When thinking about creating a sales forecast, we need to determine if our data is linear or seasonal. Linear data is generally data that smoothly trends up or down.
It is recommended that we create a quick line chart which will help us determine what kind of data we are using and which forecast functions are most suitable.
- Press CTRL+A to select all the data.
- From the Insert tab, in the Charts group, click Line.
In our example, the data shows peaks and troughs, not a smooth upward or downward line. This suggests that this dataset has some kind of seasonality.
In this example, we would create a seasonal forecast, not a linear one. However, we will create one first so we can observe the difference.
Before we begin, we need to extend our dates downward. We are going to be creating a forecast for the next 2 years.
Create a Linear Forecast
- In column D, type the heading 'Linear Forecast'.
- Scroll down to the first date we need to predict.
- Type =FORECAST.LINEAR
This function has three arguments: x, known_ys, and known_xs.
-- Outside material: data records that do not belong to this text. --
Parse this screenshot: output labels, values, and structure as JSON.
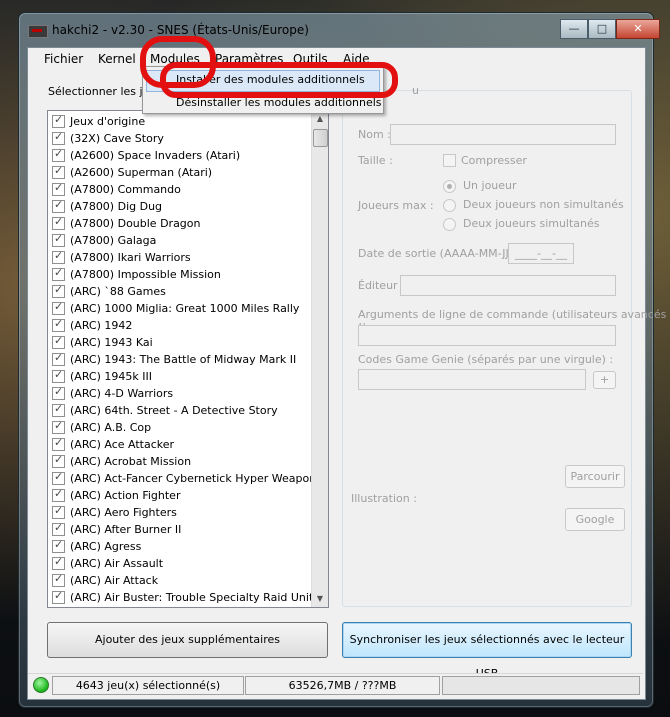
{
  "window": {
    "title": "hakchi2 - v2.30 - SNES (États-Unis/Europe)",
    "controls": {
      "minimize": "—",
      "maximize": "□",
      "close": "✕"
    }
  },
  "menu": [
    "Fichier",
    "Kernel",
    "Modules",
    "Paramètres",
    "Outils",
    "Aide"
  ],
  "modules_menu": {
    "items": [
      "Installer des modules additionnels",
      "Désinstaller les modules additionnels"
    ],
    "highlighted_index": 0
  },
  "games_list": {
    "label": "Sélectionner les jeu",
    "items": [
      "Jeux d'origine",
      "(32X) Cave Story",
      "(A2600) Space Invaders (Atari)",
      "(A2600) Superman (Atari)",
      "(A7800) Commando",
      "(A7800) Dig Dug",
      "(A7800) Double Dragon",
      "(A7800) Galaga",
      "(A7800) Ikari Warriors",
      "(A7800) Impossible Mission",
      "(ARC) `88 Games",
      "(ARC) 1000 Miglia: Great 1000 Miles Rally",
      "(ARC) 1942",
      "(ARC) 1943 Kai",
      "(ARC) 1943: The Battle of Midway Mark II",
      "(ARC) 1945k III",
      "(ARC) 4-D Warriors",
      "(ARC) 64th. Street - A Detective Story",
      "(ARC) A.B. Cop",
      "(ARC) Ace Attacker",
      "(ARC) Acrobat Mission",
      "(ARC) Act-Fancer Cybernetick Hyper Weapon",
      "(ARC) Action Fighter",
      "(ARC) Aero Fighters",
      "(ARC) After Burner II",
      "(ARC) Agress",
      "(ARC) Air Assault",
      "(ARC) Air Attack",
      "(ARC) Air Buster: Trouble Specialty Raid Unit"
    ]
  },
  "details": {
    "group_title": "u",
    "name_label": "Nom :",
    "size_label": "Taille :",
    "compress_label": "Compresser",
    "players_label": "Joueurs max :",
    "players_options": [
      "Un joueur",
      "Deux joueurs non simultanés",
      "Deux joueurs simultanés"
    ],
    "release_label": "Date de sortie (AAAA-MM-JJ) :",
    "release_value": "____-__-__",
    "publisher_label": "Éditeur :",
    "args_label": "Arguments de ligne de commande (utilisateurs avancés !)",
    "genie_label": "Codes Game Genie (séparés par une virgule) :",
    "genie_add": "+",
    "browse_button": "Parcourir",
    "illustration_label": "Illustration :",
    "google_button": "Google"
  },
  "buttons": {
    "add_games": "Ajouter des jeux supplémentaires",
    "sync": "Synchroniser les jeux sélectionnés avec le lecteur USB"
  },
  "status": {
    "selected": "4643 jeu(x) sélectionné(s)",
    "size": "63526,7MB / ???MB",
    "led_color": "#19b519"
  },
  "colors": {
    "annotation_red": "#e21010",
    "menu_highlight": "#dbe8f8"
  }
}
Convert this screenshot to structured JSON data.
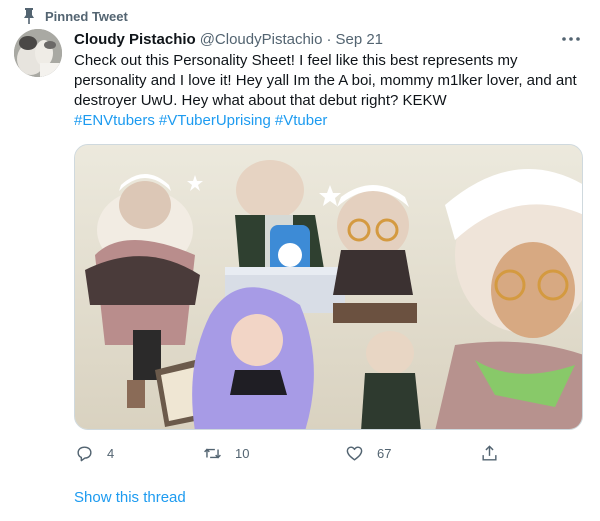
{
  "pinned": {
    "label": "Pinned Tweet",
    "icon": "pin-icon"
  },
  "author": {
    "display_name": "Cloudy Pistachio",
    "handle": "@CloudyPistachio",
    "separator": "·",
    "date": "Sep 21"
  },
  "tweet": {
    "text": "Check out this Personality Sheet! I feel like this best represents my personality and I love it! Hey yall Im the A boi, mommy m1lker lover, and ant destroyer UwU. Hey what about that debut right? KEKW",
    "hashtags": [
      "#ENVtubers",
      "#VTuberUprising",
      "#Vtuber"
    ]
  },
  "actions": {
    "reply_count": "4",
    "retweet_count": "10",
    "like_count": "67"
  },
  "show_thread": "Show this thread",
  "colors": {
    "link": "#1d9bf0",
    "secondary_text": "#536471",
    "primary_text": "#0f1419"
  }
}
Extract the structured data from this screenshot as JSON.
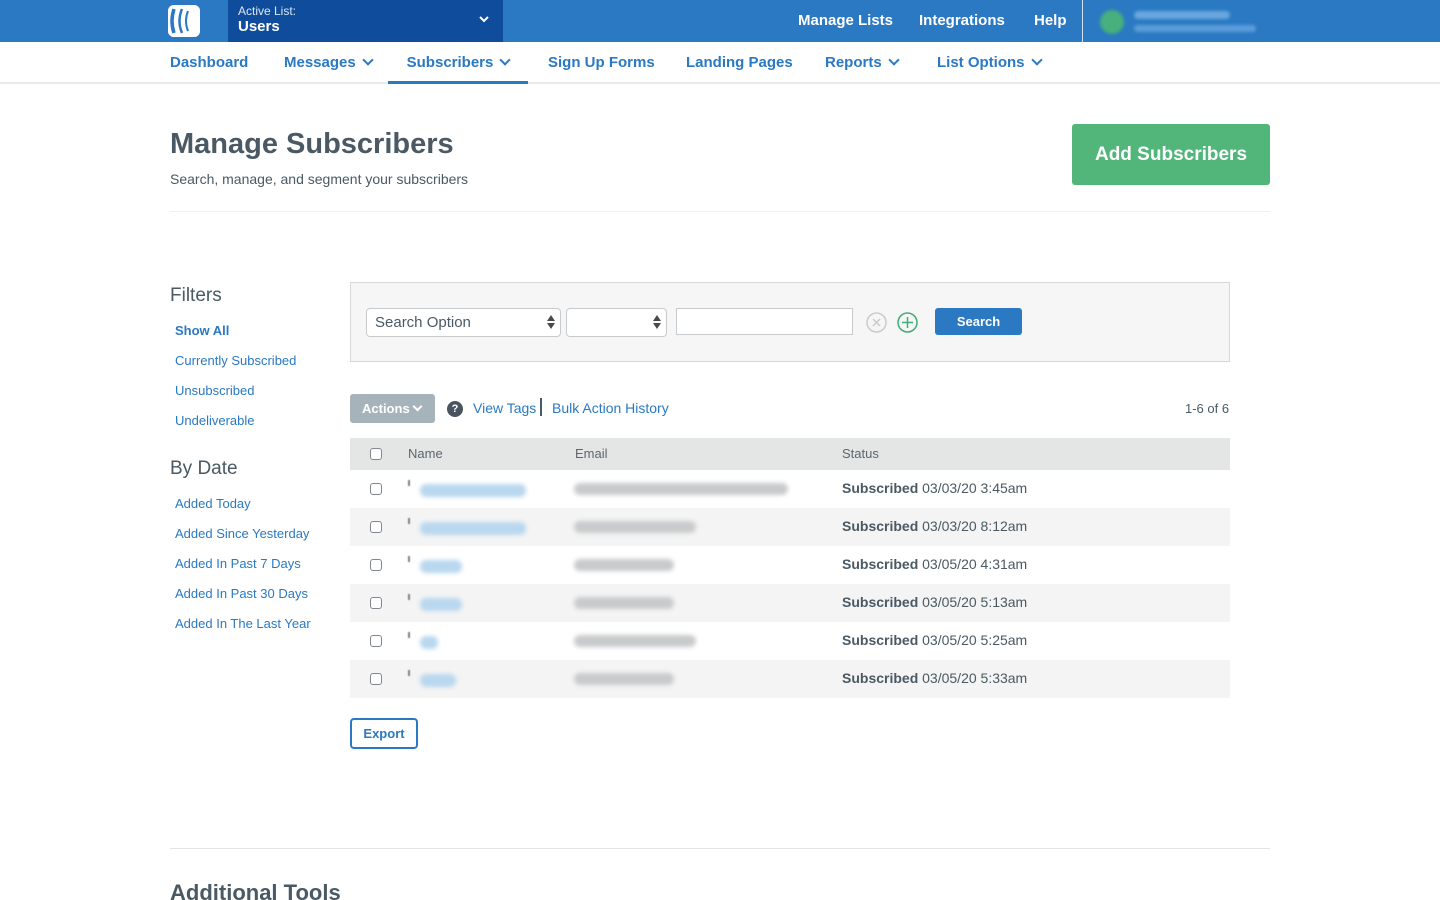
{
  "topbar": {
    "logo": "app-logo-icon",
    "active_list_label": "Active List:",
    "active_list_value": "Users",
    "links": [
      "Manage Lists",
      "Integrations",
      "Help"
    ],
    "user": "redacted"
  },
  "nav": {
    "items": [
      {
        "label": "Dashboard",
        "dropdown": false,
        "active": false
      },
      {
        "label": "Messages",
        "dropdown": true,
        "active": false
      },
      {
        "label": "Subscribers",
        "dropdown": true,
        "active": true
      },
      {
        "label": "Sign Up Forms",
        "dropdown": false,
        "active": false
      },
      {
        "label": "Landing Pages",
        "dropdown": false,
        "active": false
      },
      {
        "label": "Reports",
        "dropdown": true,
        "active": false
      },
      {
        "label": "List Options",
        "dropdown": true,
        "active": false
      }
    ]
  },
  "page": {
    "title": "Manage Subscribers",
    "subtitle": "Search, manage, and segment your subscribers",
    "add_button": "Add Subscribers"
  },
  "filters": {
    "heading": "Filters",
    "items": [
      "Show All",
      "Currently Subscribed",
      "Unsubscribed",
      "Undeliverable"
    ],
    "by_date_heading": "By Date",
    "date_items": [
      "Added Today",
      "Added Since Yesterday",
      "Added In Past 7 Days",
      "Added In Past 30 Days",
      "Added In The Last Year"
    ]
  },
  "search": {
    "option_select": "Search Option",
    "operator_select": "",
    "input_value": "",
    "search_button": "Search"
  },
  "toolbar": {
    "actions_label": "Actions",
    "help_glyph": "?",
    "view_tags": "View Tags",
    "bulk_history": "Bulk Action History",
    "count": "1-6 of 6"
  },
  "table": {
    "headers": [
      "Name",
      "Email",
      "Status"
    ],
    "rows": [
      {
        "name": "redacted",
        "email": "redacted",
        "status": "Subscribed",
        "date": "03/03/20 3:45am"
      },
      {
        "name": "redacted",
        "email": "redacted",
        "status": "Subscribed",
        "date": "03/03/20 8:12am"
      },
      {
        "name": "redacted",
        "email": "redacted",
        "status": "Subscribed",
        "date": "03/05/20 4:31am"
      },
      {
        "name": "redacted",
        "email": "redacted",
        "status": "Subscribed",
        "date": "03/05/20 5:13am"
      },
      {
        "name": "redacted",
        "email": "redacted",
        "status": "Subscribed",
        "date": "03/05/20 5:25am"
      },
      {
        "name": "redacted",
        "email": "redacted",
        "status": "Subscribed",
        "date": "03/05/20 5:33am"
      }
    ]
  },
  "export_button": "Export",
  "additional_tools_title": "Additional Tools",
  "colors": {
    "brand_blue": "#2a79c2",
    "active_list_bg": "#0f4d9c",
    "add_green": "#52b67b",
    "actions_gray": "#a7b3bb"
  }
}
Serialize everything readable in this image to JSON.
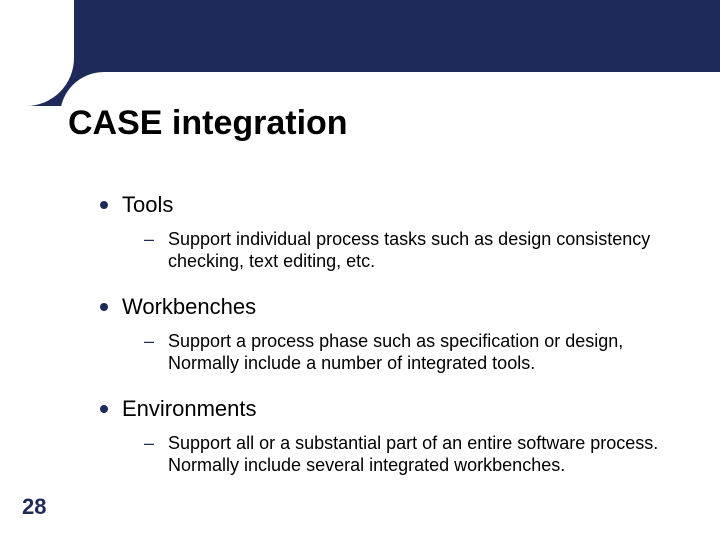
{
  "slide": {
    "title": "CASE integration",
    "page_number": "28",
    "bullets": [
      {
        "label": "Tools",
        "sub": "Support individual process tasks such as design consistency checking, text editing, etc."
      },
      {
        "label": "Workbenches",
        "sub": "Support a process phase such as specification or design, Normally include a number of integrated tools."
      },
      {
        "label": "Environments",
        "sub": "Support all or a substantial part of an entire software process. Normally include several integrated workbenches."
      }
    ]
  }
}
x - this is the first predicted date.
known_ys - these are the known sales values.
known_xs - these are the known dates.
- Copy down and apply number formatting.
- Select all data.
- From the Insert tab, in the Charts group, select the Line Chart.
- Give the chart a title, 'Linear Forecast'.
Note how the predicted values (orange line) slope gently up which is not in keeping with the format of our known data. This is because we have seasonal data, not linear.
- 00:04 In this section of the course, we're going to shift our focus and
- 00:07 we're going to start to talk about forecasting.
- 00:10 Now, what exactly is forecasting?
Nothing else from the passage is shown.